Clause 14 of the Customer’s Agreement provides for arbitration of any dispute arising out of or relating to Cardona’s account with Prudential Bache. Plaintiff maintains that the federal claims underlying the dispute are nonarbitrable. We proceed to the conflicting, but reconcilable, policies behind the Federal Arbitration Act and the federal securities laws.

The disclosure provisions of the Securities Act of 1933 ensure against misrepresentations in the sale of securities. See C. Katsoris, The Arbitration of a Public Securities Dispute, 53 Fordham L.Rev. 279 (1984); Note, Mixed Arbitrable and Non-arbitrable Claims in Securities Litigation: Dean Witter Reynolds, Inc. v. Byrd, 34 Cath.U.L.Rev. 525 (1985). A tension between the competing federal policies of protecting the investor and honoring arbitration was resolved in Wilko v. Swan, 346 U.S. 427, 435-36, 74 S.Ct. 182, 186-87, 98 L.Ed. 168 (1953). That case held that an agreement to arbitrate section 12(2) claims of the 1933 Act, 15 U.S.C. Sec. 771(2), is unenforceable. Under section 77n, any “stipulation” waiving compliance with any “provision” of the Act is “void.” Reasoning that the Securities Act confers to an aggrieved investor an express right of action, the Supreme Court concluded that an agreement to arbitrate section 12(2) claims amounts to a “stipulation” waiving the right to judicial recourse and, therefore, is “void.” The federal interest favoring arbitration becomes more compelling than in Wilko when a complaint, as here, combines nonarbitrable federal claims with arbitrable state-law claims. In such case, a federal district court must compel arbitration of state-law claims despite the possibility of “inefficient maintenance of separate proceedings in different forums.” Byrd, 105 S.Ct. at 1241.

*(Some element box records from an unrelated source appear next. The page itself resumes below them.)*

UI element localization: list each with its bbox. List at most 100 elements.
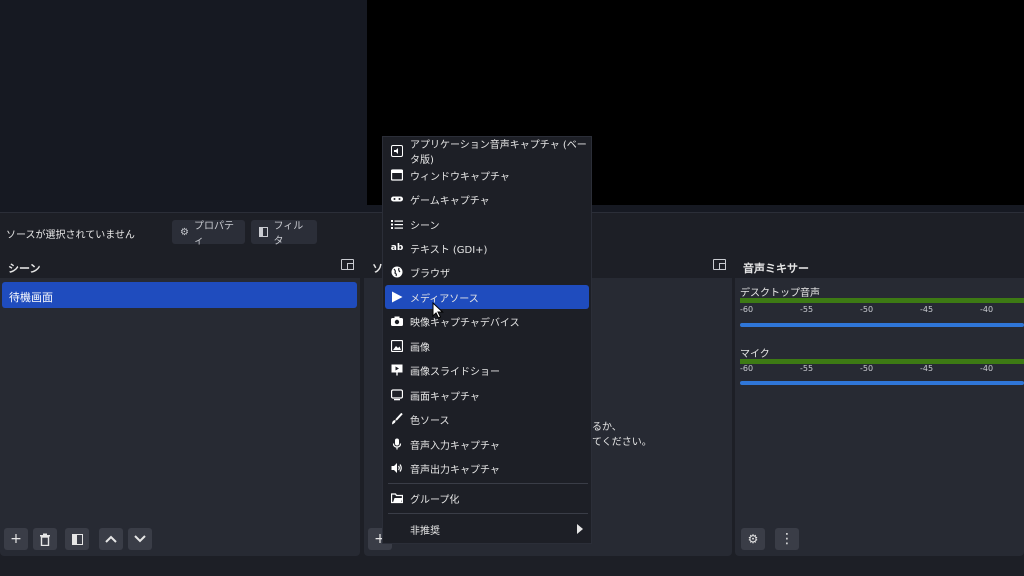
window-icon xyxy=(391,169,403,181)
menu-icon-placeholder xyxy=(391,523,403,535)
text-icon: ab xyxy=(390,243,404,253)
menu-item-label: ゲームキャプチャ xyxy=(410,195,490,207)
menu-item-label: 画像スライドショー xyxy=(410,366,500,378)
mixer-channel-mic-name: マイク xyxy=(740,349,770,360)
tick-label: -45 xyxy=(920,305,934,314)
plus-icon: + xyxy=(10,531,22,547)
sources-hint-line-1: るか、 xyxy=(592,422,622,433)
mixer-dock-title: 音声ミキサー xyxy=(735,253,1024,278)
slideshow-icon xyxy=(391,364,403,376)
more-vertical-icon: ⋮ xyxy=(780,531,794,547)
scene-item-label: 待機画面 xyxy=(9,291,53,304)
list-icon xyxy=(391,218,403,230)
gamepad-icon xyxy=(391,193,403,205)
menu-item-display-capture[interactable]: 画面キャプチャ xyxy=(385,383,589,407)
camera-icon xyxy=(391,315,403,327)
speaker-output-icon xyxy=(391,462,403,474)
menu-item-label: テキスト (GDI+) xyxy=(410,244,488,256)
move-scene-up-button[interactable] xyxy=(99,528,123,550)
filters-label: フィルタ xyxy=(273,221,304,247)
menu-item-label: ウィンドウキャプチャ xyxy=(410,171,510,183)
menu-item-image[interactable]: 画像 xyxy=(385,334,589,358)
menu-item-audio-output-capture[interactable]: 音声出力キャプチャ xyxy=(385,456,589,480)
tick-label: -50 xyxy=(860,364,874,373)
menu-item-game-capture[interactable]: ゲームキャプチャ xyxy=(385,187,589,211)
gear-icon: ⚙ xyxy=(180,226,189,238)
scene-item[interactable]: 待機画面 xyxy=(2,282,357,308)
gears-icon: ⚙ xyxy=(747,532,759,546)
filters-button[interactable]: フィルタ xyxy=(251,220,317,247)
tick-label: -40 xyxy=(980,305,994,314)
brush-icon xyxy=(391,413,403,425)
menu-item-text-gdi[interactable]: ab テキスト (GDI+) xyxy=(385,236,589,260)
menu-item-video-capture-device[interactable]: 映像キャプチャデバイス xyxy=(385,309,589,333)
scenes-dock-title: シーン xyxy=(0,253,360,278)
properties-button[interactable]: ⚙ プロパティ xyxy=(172,220,245,247)
mic-volume-slider[interactable] xyxy=(740,381,1024,385)
desktop-volume-slider[interactable] xyxy=(740,323,1024,327)
monitor-icon xyxy=(391,389,403,401)
menu-item-label: 非推奨 xyxy=(410,525,440,537)
menu-item-label: 音声出力キャプチャ xyxy=(410,464,500,476)
sources-hint-line-2: てください。 xyxy=(592,437,652,448)
menu-item-group[interactable]: グループ化 xyxy=(385,486,589,510)
submenu-arrow-icon xyxy=(577,524,583,534)
chevron-down-icon xyxy=(134,535,146,543)
menu-item-deprecated[interactable]: 非推奨 xyxy=(385,517,589,541)
menu-item-label: 画像 xyxy=(410,342,430,354)
add-scene-button[interactable]: + xyxy=(4,528,28,550)
menu-item-label: 映像キャプチャデバイス xyxy=(410,317,520,329)
scenes-dock: シーン 待機画面 + xyxy=(0,253,360,556)
move-scene-down-button[interactable] xyxy=(128,528,152,550)
menu-item-window-capture[interactable]: ウィンドウキャプチャ xyxy=(385,163,589,187)
menu-item-image-slideshow[interactable]: 画像スライドショー xyxy=(385,358,589,382)
chevron-up-icon xyxy=(105,535,117,543)
speaker-icon xyxy=(391,145,403,157)
menu-item-label: 画面キャプチャ xyxy=(410,391,480,403)
play-icon xyxy=(391,291,403,303)
mouse-cursor-icon xyxy=(432,302,444,319)
menu-item-label: シーン xyxy=(410,220,440,232)
scene-filters-button[interactable] xyxy=(65,528,89,550)
tick-label: -55 xyxy=(800,364,814,373)
tick-label: -45 xyxy=(920,364,934,373)
mixer-title: 音声ミキサー xyxy=(743,262,809,275)
folder-icon xyxy=(391,492,403,504)
scenes-title: シーン xyxy=(8,262,41,275)
menu-item-label: アプリケーション音声キャプチャ (ベータ版) xyxy=(410,140,587,166)
tick-label: -60 xyxy=(740,364,754,373)
undock-icon[interactable] xyxy=(713,259,726,270)
microphone-icon xyxy=(391,438,403,450)
menu-item-color-source[interactable]: 色ソース xyxy=(385,407,589,431)
properties-label: プロパティ xyxy=(193,221,234,247)
menu-item-label: ブラウザ xyxy=(410,268,450,280)
menu-item-media-source[interactable]: メディアソース xyxy=(385,285,589,309)
menu-item-label: グループ化 xyxy=(410,494,460,506)
undock-icon[interactable] xyxy=(341,259,354,270)
image-icon xyxy=(391,340,403,352)
trash-icon xyxy=(40,533,50,546)
mic-audio-ticks: -60 -55 -50 -45 -40 xyxy=(740,364,1024,373)
add-source-context-menu: アプリケーション音声キャプチャ (ベータ版) ウィンドウキャプチャ ゲームキャプ… xyxy=(382,136,592,544)
filter-icon xyxy=(71,533,83,545)
menu-item-label: メディアソース xyxy=(410,293,479,305)
menu-item-audio-input-capture[interactable]: 音声入力キャプチャ xyxy=(385,432,589,456)
tick-label: -40 xyxy=(980,364,994,373)
menu-separator xyxy=(388,513,588,514)
menu-item-browser[interactable]: ブラウザ xyxy=(385,260,589,284)
menu-item-scene[interactable]: シーン xyxy=(385,212,589,236)
mixer-menu-button[interactable]: ⋮ xyxy=(775,528,799,550)
remove-scene-button[interactable] xyxy=(33,528,57,550)
tick-label: -55 xyxy=(800,305,814,314)
menu-item-application-audio-capture[interactable]: アプリケーション音声キャプチャ (ベータ版) xyxy=(385,139,589,166)
mixer-channel-desktop-name: デスクトップ音声 xyxy=(740,288,820,299)
filter-icon xyxy=(259,227,269,237)
desktop-audio-meter xyxy=(740,298,1024,303)
menu-item-label: 色ソース xyxy=(410,415,450,427)
menu-item-label: 音声入力キャプチャ xyxy=(410,440,500,452)
menu-separator xyxy=(388,483,588,484)
preview-left-area xyxy=(0,0,367,212)
mixer-advanced-settings-button[interactable]: ⚙ xyxy=(741,528,765,550)
desktop-audio-ticks: -60 -55 -50 -45 -40 xyxy=(740,305,1024,314)
no-source-selected-text: ソースが選択されていません xyxy=(6,230,135,241)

Congress did not foresee a separate conflict between the Federal Arbitration Act and the Securities Exchange Act of 1934. The arbitrability of section 10(b), 15 U.S.C. Sec. 78j, and Rule 10b-5 claims, 17 C.F.R. Sec. 240.10b-5, is a novel question in the First Circuit, see Prawer v. Dean Witter Reynolds, Inc., 626 F.Supp. 642, 646 (D.Mass.1985), and one left unresolved by the Supreme Court in Byrd. There is a basis, however, for giving greater weight to the Federal Arbitration Act in the context of section 10(b) or Rule 10b-5. Both the Supreme Court in Scherk v. Alberto-Culver Co., 417 U.S. 506, 513-14, 94 S.Ct. 2449, 2454-55, 41 L.Ed.2d 270 (1974), and Justice White in Byrd, 105 S.Ct. at 1243-45 (concurring), noted that the 1934 Act is substantially different from the 1933 statute. A main difference is that the private right of action under section 10(b) and Rule 10b-5 is judicially implied, not express. Thus, the 1934 Act does not create the “special right” that the Supreme Court in Wilko considered important. Scherk, 417 U.S. at 514, 94 S.Ct. at 2454. Justice White also noted in Byrd that an implied right of action does not differ from an arbitrable common law action. Accordingly, most lower federal courts have expressed doubts about exercising federal jurisdiction when Congress has not created a judicial remedy *161 and when the parties have voluntarily chosen arbitration. See . McMahon, 618 F.Supp. at 388. Second, the “waiver” provision of the 1934 Act, 15 U.S.C. Sec.